Valérie Savard, Spirale Magazine
« Émilie Monnet, femme de théâtre anichinabée, poursuit sa quête identitaire avec un solo envoutant, engagé, et légèrement imparfait. Le chant d’Émilie Monnet. Une voix harmonieuse, ferme, qui enveloppe la salle d’un sentiment sacré. Qui sort de sa bouche comme une «épée de lumière», tranchante et chaude. Quand on apprend qu’un cancer de la gorge a failli emporter cette magie, on la reçoit comme un cadeau précieux. Justement, c’est sur le chemin de cette maladie que nous amène Okinum, mais ici, la douleur n’est pas une plaie: c’est un éveil pour tenter de comprendre sa parole presque engloutie par le silence, autant la sienne que celle des autres femmes anichinabées qui sont venues avant elle.
Entourée du public, Monnet est seule dans un décor dépouillé: une scène pentagonale au centre de l’espace, bordée de peaux de castor d’où la comédienne et autrice émerge comme d’un terrier.
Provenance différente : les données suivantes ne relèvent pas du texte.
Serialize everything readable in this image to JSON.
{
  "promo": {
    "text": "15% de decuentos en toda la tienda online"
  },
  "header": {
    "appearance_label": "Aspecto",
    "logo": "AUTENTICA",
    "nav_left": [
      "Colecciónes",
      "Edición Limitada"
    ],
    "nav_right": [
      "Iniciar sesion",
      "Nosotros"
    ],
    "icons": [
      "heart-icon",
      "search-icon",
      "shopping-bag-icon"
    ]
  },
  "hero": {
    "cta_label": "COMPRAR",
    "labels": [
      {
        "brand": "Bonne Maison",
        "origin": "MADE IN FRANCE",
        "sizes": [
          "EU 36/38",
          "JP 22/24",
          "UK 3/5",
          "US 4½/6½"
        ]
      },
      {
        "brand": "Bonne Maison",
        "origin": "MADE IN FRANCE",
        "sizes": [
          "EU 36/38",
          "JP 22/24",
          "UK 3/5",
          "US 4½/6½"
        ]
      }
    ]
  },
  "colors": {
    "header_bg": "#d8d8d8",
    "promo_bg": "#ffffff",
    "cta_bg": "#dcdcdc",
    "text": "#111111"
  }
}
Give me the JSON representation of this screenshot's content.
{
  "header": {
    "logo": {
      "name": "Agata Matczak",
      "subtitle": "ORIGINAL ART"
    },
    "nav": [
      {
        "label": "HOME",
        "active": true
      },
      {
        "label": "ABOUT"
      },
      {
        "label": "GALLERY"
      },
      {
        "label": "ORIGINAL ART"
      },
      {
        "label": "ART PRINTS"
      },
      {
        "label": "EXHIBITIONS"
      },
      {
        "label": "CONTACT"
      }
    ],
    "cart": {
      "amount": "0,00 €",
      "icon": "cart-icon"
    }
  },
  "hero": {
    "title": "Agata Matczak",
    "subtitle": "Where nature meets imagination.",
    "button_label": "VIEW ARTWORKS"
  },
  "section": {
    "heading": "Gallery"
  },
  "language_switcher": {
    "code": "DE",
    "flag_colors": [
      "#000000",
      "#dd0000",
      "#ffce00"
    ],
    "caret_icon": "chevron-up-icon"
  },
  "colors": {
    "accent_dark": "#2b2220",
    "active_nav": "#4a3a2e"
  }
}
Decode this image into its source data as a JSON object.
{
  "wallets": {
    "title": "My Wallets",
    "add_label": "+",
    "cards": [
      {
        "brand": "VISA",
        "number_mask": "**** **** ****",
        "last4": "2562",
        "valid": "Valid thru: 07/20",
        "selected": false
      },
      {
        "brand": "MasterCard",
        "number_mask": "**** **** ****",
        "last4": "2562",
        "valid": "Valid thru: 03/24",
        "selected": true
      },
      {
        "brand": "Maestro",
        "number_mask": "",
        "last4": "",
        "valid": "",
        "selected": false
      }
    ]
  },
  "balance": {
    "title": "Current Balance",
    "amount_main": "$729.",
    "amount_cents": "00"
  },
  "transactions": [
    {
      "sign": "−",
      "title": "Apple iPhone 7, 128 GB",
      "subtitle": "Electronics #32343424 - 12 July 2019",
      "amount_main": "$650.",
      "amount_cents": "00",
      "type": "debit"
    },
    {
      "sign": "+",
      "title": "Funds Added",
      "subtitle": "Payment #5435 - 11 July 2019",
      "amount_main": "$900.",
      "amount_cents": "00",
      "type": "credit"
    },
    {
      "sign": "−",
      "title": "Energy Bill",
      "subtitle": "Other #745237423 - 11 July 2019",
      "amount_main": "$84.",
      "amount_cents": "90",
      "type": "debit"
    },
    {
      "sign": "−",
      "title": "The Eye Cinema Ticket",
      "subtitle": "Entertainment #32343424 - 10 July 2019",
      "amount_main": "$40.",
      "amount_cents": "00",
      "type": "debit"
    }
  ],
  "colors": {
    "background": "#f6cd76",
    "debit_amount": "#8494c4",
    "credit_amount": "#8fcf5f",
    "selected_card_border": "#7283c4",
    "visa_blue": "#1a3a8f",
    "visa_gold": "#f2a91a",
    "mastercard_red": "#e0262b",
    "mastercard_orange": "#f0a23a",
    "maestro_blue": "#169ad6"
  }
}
Les éclairages construisent le reste de la scénographie avec brio, et nous transportent tantôt dans l’espace, tantôt à l’hôpital, en forêt ou dans une tente. Au-dessus de nos têtes, des écrans dorés qui deviennent des extensions de son esprit, de ses rêves, de ses hallucinations, de ses savoirs. Seule autre présence humaine dans l’espace: Jackie Gallant, en retrait derrière son clavier, qui répond en sons et en musiques aux actions de l’actrice dans une symbiose qui rend l’environnement sonore presque tactile. Monnet porte une combinaison noire où sont brodés en cuivre des mots en anishinaabemowin (langue héritée de son arrière-arrière-grand-mère), mots qui se précipitent vers sa gorge pour sortir, mais qui bloquent en un amas ramifié qui rappelle le barrage du castor (« okinum » en anishinaabemowin). »
Éric Leblanc, Atelier 10
« Aux premiers instants d’Okinum, un cri étrange emplit l’espace scénique, une sorte d’appel mélancolique et inquiet, non identifiable, à mi-chemin entre le huard et le loup. C’est le cri d’un castor, animal emblématique des territoires nordiques, qui deviendra le point focal d’une réflexion intime sur le corps, l’identité et les fissures ouvertes par les violences coloniales. Okinum signifie « barrage » en anishinaabemowin, et Émilie Monnet saura tout au long de la pièce mobiliser le caractère polysémique du terme avec puissance. Le barrage est une séparation – tantôt une protection, tantôt un obstacle, mais toujours signifiant d’un état de fait irréconciliable. Le barrage du castor, composé des « os de la forêt », qui cohabite bien mal avec les murs de béton s’imposant sur les lits de nos rivières, incarnations du rêve hydroélectrique devenu mythe constituant de la nation québécoise. Le barrage « dans la gorge », où le cancer de l’autrice se répand, mais aussi où la parole trouve son origine, et où le triple héritage linguistique d’Émilie Monnet – anglais, français et anishinaabemowin – cohabite. Et, bien sûr, les barrages psychologiques, culturels, politiques et économiques qui persistent depuis les débuts de la colonisation.
Okinum est une réflexion fascinante sur le langage, sur ses rapports à l’identité et ses pouvoirs de guérison. En retrouvant la parole de ses ancêtres, on a l’impression que le personnage redécouvre son monde, que les douleurs multiples qu’elle porte en elle sont transmuées par un tissu de signes qui lui devient familier. L’apprentissage d’une langue devient le lieu d’un rapprochement, avec la filiation, mais aussi avec l’environnement, car la sémantique de l’anishinaabemowin est celle d’une proximité avec le vivant.
Au-delà de sa brillante conceptualisation, Okinum est portée par une excellente performance d’Émilie Monnet, interprétant son propre texte, sorte de monologue autobiographique entrecoupé de rêves, de souvenirs et de théâtre documentaire. On pense notamment à cette scène cathartique où elle dénonce sans détours les violences de la colonisation. Mais aussi, à ses mouvements sur scène, qui dynamisent la performance et permettent aux spectateur·rice·s de se repérer facilement à travers les bifurcations narratives. La scène de l’Espace Go – intime et circulaire – semble d’ailleurs parfaitement adaptée pour la pièce, dont l’unité repose tant sur le texte que sur l’utilisation de l’espace, du son et des images. Unité d’ailleurs renforcée par les trois langues utilisées lors de la performance, qui deviennent éléments constituants de la narration elle-même.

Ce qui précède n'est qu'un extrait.